Microsatellite loci genotyping followed a modified version of the “multi-tubes” approach from (Taberlet et al., 1996) in which the number of required repetitions across loci necessary to obtain reliable consensus genotypes was estimated on empirical data, following Ferreira da Silva et al., (2014) (supplementary material 5). As a result, we carried out a minimum of four amplifications per locus per sample. The reliability of consensus genotypes was quantified using the mean “Quality Index” (QI, Miquel et al., 2006) across loci. Genotypes with a QI below 0.55 were removed from the final dataset (Miquel et al., 2006). The Probability of Identity (PI), which is the probability that two individuals sampled randomly from the population have the same genotype at all typed loci, and the PI between siblings (PIsibs) (Waits et al., 2001) were estimated using GenAlEx v.6.503 (Peakall & Smouse, 2006). The minimum number of loci required to distinguish between different individuals using the study’s set of microsatellite loci was estimated using poppr 2.9.3 package (Kamvar et al., 2015) in R Studio v.1.3.1093. Samples with the same genotype (possibly belonging from re-sampled individuals) were removed from the dataset.

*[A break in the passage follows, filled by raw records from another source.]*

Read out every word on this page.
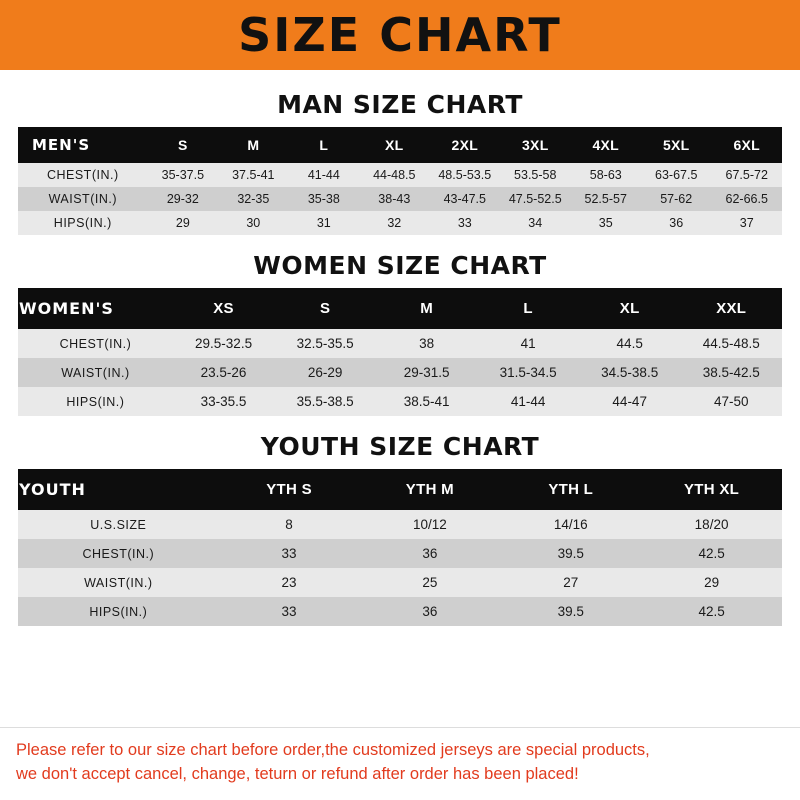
SIZE CHART
MAN SIZE CHART
MEN'S	S	M	L	XL	2XL	3XL	4XL	5XL	6XL
CHEST(IN.)	35-37.5	37.5-41	41-44	44-48.5	48.5-53.5	53.5-58	58-63	63-67.5	67.5-72
WAIST(IN.)	29-32	32-35	35-38	38-43	43-47.5	47.5-52.5	52.5-57	57-62	62-66.5
HIPS(IN.)	29	30	31	32	33	34	35	36	37
WOMEN SIZE CHART
WOMEN'S	XS	S	M	L	XL	XXL
CHEST(IN.)	29.5-32.5	32.5-35.5	38	41	44.5	44.5-48.5
WAIST(IN.)	23.5-26	26-29	29-31.5	31.5-34.5	34.5-38.5	38.5-42.5
HIPS(IN.)	33-35.5	35.5-38.5	38.5-41	41-44	44-47	47-50
YOUTH SIZE CHART
YOUTH	YTH S	YTH M	YTH L	YTH XL
U.S.SIZE	8	10/12	14/16	18/20
CHEST(IN.)	33	36	39.5	42.5
WAIST(IN.)	23	25	27	29
HIPS(IN.)	33	36	39.5	42.5
Please refer to our size chart before order,the customized jerseys are special products,
we don't accept cancel, change, teturn or refund after order has been placed!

Departure from Hardy-Weinberg equilibrium (HWE) was calculated per locus for the overall dataset and separately for GNP+BM and CFR using PopGenReport 2.2.2 R package (Adamack & Gruber, 2014). The p-value for significant deviations from HWE expectations was corrected using the Bonferroni adjustment for multiple comparisons. Micro-Checker version 2.2.3 (van Oosterhout et al., 2006) was used to test locus-specific deficiency in heterozygotes due to null alleles, stutter band-related scoring errors and large-allele dropout, all three with a 95% confidence interval. An exact test for linkage disequilibrium (LD) between all pairs of loci was computed for each sampling area using Arlequin v.3.11 (Excoffier et al., 2005). The significance of the association between pairs of loci was tested via a likelihood ratio test using 10,000 permutations. Percentage of missing data for the overall dataset and by sampling locations was estimated using poppr 2.9.3 R package.